Yes. Because specificity is as low as 9-53%, a large share of healthy volunteers show pulse diminution or obliteration during the test without having TOS. Symptom reproduction during the maneuver is what makes a positive finding clinically meaningful, not the pulse change alone.

How is Adson’s test different from the Roos test?

Adson’s test uses static positioning-neck extension and rotation with shoulder depression-to narrow the interscalene triangle. The Roos test (EAST) uses dynamic movement: the patient holds both arms abducted and externally rotated at 90 degrees and opens and closes the fists for three minutes. The Roos test is often more sensitive for activity-related compression, while Adson’s is faster to perform. Many clinicians use both together.

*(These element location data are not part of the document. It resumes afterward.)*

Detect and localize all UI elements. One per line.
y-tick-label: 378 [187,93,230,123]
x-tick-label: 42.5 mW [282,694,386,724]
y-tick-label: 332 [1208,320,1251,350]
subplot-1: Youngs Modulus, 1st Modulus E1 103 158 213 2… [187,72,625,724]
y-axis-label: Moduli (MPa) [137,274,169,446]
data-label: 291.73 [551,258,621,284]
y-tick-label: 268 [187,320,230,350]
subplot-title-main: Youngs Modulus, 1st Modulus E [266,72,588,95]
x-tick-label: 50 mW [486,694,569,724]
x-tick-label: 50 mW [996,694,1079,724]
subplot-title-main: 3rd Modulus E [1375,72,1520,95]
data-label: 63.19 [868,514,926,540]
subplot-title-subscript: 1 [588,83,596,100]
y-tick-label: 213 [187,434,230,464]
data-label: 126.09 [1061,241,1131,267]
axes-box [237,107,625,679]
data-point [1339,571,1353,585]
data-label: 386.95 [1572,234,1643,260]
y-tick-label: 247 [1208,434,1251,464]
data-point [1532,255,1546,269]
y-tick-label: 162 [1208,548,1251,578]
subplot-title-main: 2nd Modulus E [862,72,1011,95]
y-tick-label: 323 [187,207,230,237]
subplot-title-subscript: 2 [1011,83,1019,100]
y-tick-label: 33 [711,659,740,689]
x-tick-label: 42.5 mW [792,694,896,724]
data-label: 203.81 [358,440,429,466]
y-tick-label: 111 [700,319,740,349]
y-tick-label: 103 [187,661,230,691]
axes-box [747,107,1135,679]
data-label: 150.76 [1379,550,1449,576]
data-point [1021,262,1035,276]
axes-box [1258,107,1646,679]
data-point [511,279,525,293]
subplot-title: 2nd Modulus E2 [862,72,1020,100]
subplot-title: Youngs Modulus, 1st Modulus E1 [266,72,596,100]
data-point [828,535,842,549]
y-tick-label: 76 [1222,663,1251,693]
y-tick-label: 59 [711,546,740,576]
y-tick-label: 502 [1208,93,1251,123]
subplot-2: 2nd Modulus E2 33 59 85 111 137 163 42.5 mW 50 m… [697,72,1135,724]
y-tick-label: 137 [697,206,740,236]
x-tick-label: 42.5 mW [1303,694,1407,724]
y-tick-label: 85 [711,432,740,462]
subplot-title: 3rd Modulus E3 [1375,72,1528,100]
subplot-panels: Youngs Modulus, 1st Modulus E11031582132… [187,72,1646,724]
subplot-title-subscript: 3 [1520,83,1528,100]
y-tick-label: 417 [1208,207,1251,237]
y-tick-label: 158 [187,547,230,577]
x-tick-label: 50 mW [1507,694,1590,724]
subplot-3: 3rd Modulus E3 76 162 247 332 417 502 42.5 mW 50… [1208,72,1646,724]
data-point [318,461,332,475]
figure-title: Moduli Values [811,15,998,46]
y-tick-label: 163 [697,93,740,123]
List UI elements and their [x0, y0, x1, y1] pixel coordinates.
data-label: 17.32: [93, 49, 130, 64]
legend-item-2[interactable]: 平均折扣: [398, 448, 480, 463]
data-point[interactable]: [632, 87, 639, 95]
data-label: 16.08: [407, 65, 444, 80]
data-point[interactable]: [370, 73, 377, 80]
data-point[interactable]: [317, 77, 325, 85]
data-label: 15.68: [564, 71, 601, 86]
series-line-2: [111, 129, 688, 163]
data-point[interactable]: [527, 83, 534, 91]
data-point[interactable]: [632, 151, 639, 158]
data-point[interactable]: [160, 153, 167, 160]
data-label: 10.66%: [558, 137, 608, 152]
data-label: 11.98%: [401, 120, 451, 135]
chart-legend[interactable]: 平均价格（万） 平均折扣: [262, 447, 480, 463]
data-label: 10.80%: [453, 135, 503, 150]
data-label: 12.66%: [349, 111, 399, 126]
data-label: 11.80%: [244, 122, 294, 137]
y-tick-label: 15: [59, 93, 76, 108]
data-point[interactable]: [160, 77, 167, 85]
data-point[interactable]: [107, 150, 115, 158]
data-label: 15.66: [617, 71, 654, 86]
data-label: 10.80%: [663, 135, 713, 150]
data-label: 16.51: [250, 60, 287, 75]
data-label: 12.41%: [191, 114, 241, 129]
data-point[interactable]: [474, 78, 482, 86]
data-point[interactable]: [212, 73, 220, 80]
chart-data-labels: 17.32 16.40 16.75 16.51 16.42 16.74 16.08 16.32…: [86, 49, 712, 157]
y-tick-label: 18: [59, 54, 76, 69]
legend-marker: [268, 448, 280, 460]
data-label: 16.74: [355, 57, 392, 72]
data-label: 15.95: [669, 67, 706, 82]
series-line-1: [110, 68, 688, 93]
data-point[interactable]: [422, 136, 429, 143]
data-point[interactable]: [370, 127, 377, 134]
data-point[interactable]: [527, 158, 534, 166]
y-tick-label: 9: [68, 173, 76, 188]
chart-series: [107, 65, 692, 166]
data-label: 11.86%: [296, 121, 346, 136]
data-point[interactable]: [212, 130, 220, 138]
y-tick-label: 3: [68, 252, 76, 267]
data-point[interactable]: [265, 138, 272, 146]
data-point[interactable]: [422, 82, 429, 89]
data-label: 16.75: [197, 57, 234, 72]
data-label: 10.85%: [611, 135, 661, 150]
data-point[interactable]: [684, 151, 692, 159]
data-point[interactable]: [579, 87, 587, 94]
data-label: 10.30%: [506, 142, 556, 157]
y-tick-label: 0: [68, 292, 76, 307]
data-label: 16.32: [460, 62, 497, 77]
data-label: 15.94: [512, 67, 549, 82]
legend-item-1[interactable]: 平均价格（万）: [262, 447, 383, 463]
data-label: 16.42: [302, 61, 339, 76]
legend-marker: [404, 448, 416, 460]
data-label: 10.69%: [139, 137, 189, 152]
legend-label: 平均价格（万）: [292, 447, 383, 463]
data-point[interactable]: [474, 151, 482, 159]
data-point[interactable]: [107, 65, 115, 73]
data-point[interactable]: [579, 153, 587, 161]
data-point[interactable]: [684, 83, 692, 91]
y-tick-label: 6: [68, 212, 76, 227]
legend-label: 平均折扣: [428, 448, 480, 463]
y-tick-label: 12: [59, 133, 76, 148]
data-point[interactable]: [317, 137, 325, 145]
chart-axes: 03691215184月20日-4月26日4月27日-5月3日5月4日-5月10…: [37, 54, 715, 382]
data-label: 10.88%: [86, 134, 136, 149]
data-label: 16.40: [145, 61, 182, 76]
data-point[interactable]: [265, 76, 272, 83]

Should clinicians order imaging after a positive Adson’s test?

A positive Adson’s test alone does not justify imaging. Combine findings with Physiopedia’s TOS assessment framework: order ultrasound, MRA, or CT angiography for suspected vascular TOS, or MRI and EMG/NCS for suspected neurogenic TOS, only when symptom reproduction accompanies supporting findings from other maneuvers such as the Roos, Costoclavicular, or Wright’s tests.

What is the reverse Adson’s test used for?

The reverse Adson’s test turns the patient’s head away from the tested side while extending the neck and depressing the shoulder-the opposite rotation from the standard test. It can help identify TOS in patients with atypical anatomy, such as a cervical rib on the opposite side, when the standard maneuver does not reproduce symptoms.